Bab 61: Perencana
Setelah perjalanan ke Krabi, kami semua berangkat sendiri-sendiri. Siapapun yang ingin tahu tentang pernikahannya >//////< harus bertanya pada Phum. Aku tidak tahu, aku tidak mengerti, itu tidak ada hubungannya dengan aku. Itu sebabnya dilarang bertanya padaku, mengerti? >//////<
Selama liburan singkat ini, Matt mengunjungi ayahnya di Italia; Toey berperan sebagai anak yang baik dan tinggal di rumah sebagai anak penjual emas. Di sore hari, dia akan berlatih skateboard atau datang ke rumah aku untuk bermain dengan aku. Oh, aku lupa memberitahumu kalau liburan kali ini aku pulang untuk menjaga toko Pui.
Chen tidak mendapat istirahat seperti orang lain karena dia masih harus bersekolah seperti belum pernah ada semester akhir. Ketika Chen berkonsentrasi belajar dan berlatih, dia menjadi orang yang benar-benar berlawanan dengan gambaran biasanya tentang bunga persik. Hampir sebulan penuh tidak ada seorang pun yang melihat wajahnya, sampai-sampai terkadang aku malah merasa lelah karenanya. Memang benar, belajar kedokteran pasti berat.
Namun semua aktivitas kami terhenti karena banjir yang melanda Bangkok. Situasinya sangat parah sehingga sekolah harus menunda semester baru. Matt sedih karena dia hanya mengunjungi ayahnya selama seminggu dan bergegas kembali tepat waktu untuk semester baru, namun sekolahnya dijadwal ulang.
Itu semua karena banjir, hanya banjir. Paman Pui juga memesan karung pasir yang memuat 18 mobil dan segera membawa nenek aku ke Chiang Mai untuk tinggal bersama ayah aku demi keselamatan meskipun saat itu air hanya banjir di Ayutthaya. Melihat pamanku mengeluh, ayahku memarahiku sepanjang hari.
"Kamu khawatir sekali dengan gigi putihnya Pui, ibuku sudah tua dan lemah, jadi bagaimana dia bisa duduk di pesawat, tahukah kamu? Kamu harus menjaga tubuhmu dulu." - Haha, bahkan adikku??? Usus kesayangan sang kolonel pun mengutuknya semua. Saat banjir melanda Bangkok, paman aku semakin panik. Aku tidak khawatir tentang rumahnya yang jauh, aku lebih khawatir tentang pohon-pohon dan bunga-bunga aku. Paman berkata:
"Peem, ingatlah untuk memperhatikan, jika perempuan jalang itu masuk ke rumahku dan membunuh satu tanamanku pun, aku akan hidup dan mati bersamanya." - Hahahahahaha.
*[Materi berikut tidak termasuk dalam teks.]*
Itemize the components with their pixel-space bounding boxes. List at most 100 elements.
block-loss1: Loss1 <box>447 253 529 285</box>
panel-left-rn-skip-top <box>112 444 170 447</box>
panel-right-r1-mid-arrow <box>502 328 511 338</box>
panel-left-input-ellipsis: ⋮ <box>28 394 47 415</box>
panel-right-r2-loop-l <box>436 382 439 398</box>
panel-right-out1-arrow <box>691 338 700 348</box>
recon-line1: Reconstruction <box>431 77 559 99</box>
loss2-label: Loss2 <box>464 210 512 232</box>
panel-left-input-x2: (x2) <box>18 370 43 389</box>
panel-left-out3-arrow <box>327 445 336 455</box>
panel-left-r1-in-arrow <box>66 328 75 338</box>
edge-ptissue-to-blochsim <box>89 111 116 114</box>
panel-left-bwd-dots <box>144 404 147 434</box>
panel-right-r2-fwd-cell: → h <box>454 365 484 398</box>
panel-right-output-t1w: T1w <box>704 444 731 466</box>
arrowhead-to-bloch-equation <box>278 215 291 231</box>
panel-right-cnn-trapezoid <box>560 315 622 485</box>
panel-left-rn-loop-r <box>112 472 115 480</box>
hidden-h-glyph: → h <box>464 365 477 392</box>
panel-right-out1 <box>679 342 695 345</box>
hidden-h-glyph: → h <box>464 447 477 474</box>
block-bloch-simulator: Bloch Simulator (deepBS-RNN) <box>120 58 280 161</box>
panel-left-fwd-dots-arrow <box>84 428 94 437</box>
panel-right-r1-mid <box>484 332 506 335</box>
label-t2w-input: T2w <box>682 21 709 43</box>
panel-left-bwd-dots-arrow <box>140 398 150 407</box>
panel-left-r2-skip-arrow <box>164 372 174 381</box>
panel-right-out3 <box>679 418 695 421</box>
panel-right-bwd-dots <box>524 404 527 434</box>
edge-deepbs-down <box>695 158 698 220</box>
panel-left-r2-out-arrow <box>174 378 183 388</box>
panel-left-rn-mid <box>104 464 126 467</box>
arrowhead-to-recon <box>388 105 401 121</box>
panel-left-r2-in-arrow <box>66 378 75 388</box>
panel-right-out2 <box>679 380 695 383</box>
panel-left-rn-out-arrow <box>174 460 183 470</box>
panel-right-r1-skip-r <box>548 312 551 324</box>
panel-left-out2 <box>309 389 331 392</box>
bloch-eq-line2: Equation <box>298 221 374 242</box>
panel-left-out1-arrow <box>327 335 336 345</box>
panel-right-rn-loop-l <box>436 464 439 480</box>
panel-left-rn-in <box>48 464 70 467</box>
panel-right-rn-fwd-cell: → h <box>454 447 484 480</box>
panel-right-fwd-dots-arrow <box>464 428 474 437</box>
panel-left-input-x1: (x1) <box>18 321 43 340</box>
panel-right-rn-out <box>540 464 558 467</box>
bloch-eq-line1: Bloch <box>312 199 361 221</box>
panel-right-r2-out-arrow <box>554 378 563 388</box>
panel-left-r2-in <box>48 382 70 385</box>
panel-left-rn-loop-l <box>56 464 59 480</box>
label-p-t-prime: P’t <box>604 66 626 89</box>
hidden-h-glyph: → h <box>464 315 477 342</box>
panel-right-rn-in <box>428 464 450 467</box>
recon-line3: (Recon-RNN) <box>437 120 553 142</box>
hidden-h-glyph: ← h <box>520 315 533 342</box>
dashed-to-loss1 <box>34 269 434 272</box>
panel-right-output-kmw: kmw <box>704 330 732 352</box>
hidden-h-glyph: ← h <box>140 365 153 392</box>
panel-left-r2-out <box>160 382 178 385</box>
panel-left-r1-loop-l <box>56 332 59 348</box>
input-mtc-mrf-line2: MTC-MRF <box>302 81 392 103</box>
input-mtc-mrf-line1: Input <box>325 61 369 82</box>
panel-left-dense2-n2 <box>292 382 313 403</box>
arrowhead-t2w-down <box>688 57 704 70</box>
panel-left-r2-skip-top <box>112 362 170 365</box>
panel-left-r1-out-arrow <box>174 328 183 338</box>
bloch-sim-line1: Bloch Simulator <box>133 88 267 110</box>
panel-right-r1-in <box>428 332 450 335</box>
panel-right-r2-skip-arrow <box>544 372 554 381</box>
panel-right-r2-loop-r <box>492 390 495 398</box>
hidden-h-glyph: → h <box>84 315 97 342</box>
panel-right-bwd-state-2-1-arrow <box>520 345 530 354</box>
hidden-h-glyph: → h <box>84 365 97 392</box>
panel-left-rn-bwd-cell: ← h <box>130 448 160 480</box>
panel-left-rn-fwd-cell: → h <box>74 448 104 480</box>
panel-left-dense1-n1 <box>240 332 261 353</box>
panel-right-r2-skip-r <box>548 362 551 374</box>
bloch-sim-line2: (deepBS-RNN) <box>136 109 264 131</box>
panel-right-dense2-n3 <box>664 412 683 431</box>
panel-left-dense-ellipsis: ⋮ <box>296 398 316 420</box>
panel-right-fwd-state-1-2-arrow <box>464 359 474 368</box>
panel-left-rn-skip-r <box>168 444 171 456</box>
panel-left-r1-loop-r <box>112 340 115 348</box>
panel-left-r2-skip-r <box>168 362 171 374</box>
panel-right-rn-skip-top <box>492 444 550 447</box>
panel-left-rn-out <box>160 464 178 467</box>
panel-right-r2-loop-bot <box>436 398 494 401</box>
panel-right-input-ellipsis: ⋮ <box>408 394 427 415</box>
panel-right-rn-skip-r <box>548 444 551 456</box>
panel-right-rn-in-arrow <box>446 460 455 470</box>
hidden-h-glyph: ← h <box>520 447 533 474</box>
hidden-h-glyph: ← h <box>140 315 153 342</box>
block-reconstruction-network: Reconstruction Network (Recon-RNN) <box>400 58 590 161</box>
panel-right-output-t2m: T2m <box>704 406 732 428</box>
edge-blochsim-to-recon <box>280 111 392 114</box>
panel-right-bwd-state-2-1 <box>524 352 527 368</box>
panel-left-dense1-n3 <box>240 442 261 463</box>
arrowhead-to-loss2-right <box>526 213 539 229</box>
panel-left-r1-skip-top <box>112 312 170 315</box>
Namun menurut aku kita tidak boleh menyalahkan pemerintah, pihak oposisi, atau meminta pertanggungjawaban siapa pun karena air adalah masalah alam, tidak ada yang bisa mengendalikan ke arah mana air akan mengalir dan tidak ada yang mengharapkan hal ini terjadi. Hal terbaik yang bisa kita lakukan saat ini adalah saling membantu dan bergandengan tangan membantu masyarakat mengatasi kesulitan ini. Orang Thailand tidak pernah meninggalkan satu sama lain, bukan?
Aku bilang, orang baik tidak boleh berpolitik, karena kalaupun berpolitik tidak akan bertahan lama atau APBN akan kehilangan pendapatan (menghindari peluru) hahaha.
Paman Pui dan aku berusaha membantu semua orang, mulai dari bentuk barang hingga uang. Kami berusaha melakukan yang terbaik yang kami bisa. Kolonel dan istrinya juga mentransfer uang agar kami dapat menyumbang untuk amal. Aku juga tidak mengerti kenapa Kolonel tidak mentransfer uang ke rekening lembaga amal, kenapa dia harus mentransfernya ke rekeningku. Ayah sangat suka mengolok-olok melakukan sesuatu yang salah, dia benar-benar gila.
Ketika situasi menjadi serius, kami harus turun membantu, menjadi sukarelawan dan mengemas beberapa barang, serta membantu mengevakuasi korban bencana ke tempat penampungan. Semua orang berpencar, masing-masing membantu pekerjaan.
Suatu hari, kami pergi membantu mengevakuasi korban bencana di dekat universitas dekat Rangsit hingga Stadion Rajamangala. Kali ini menjadi sukarelawan, selain membantu saudara-saudari kami di Thailand dan memenuhi tanggung jawab kami sebagai warga negara, kami juga bertemu teman-teman baru dari departemen lain.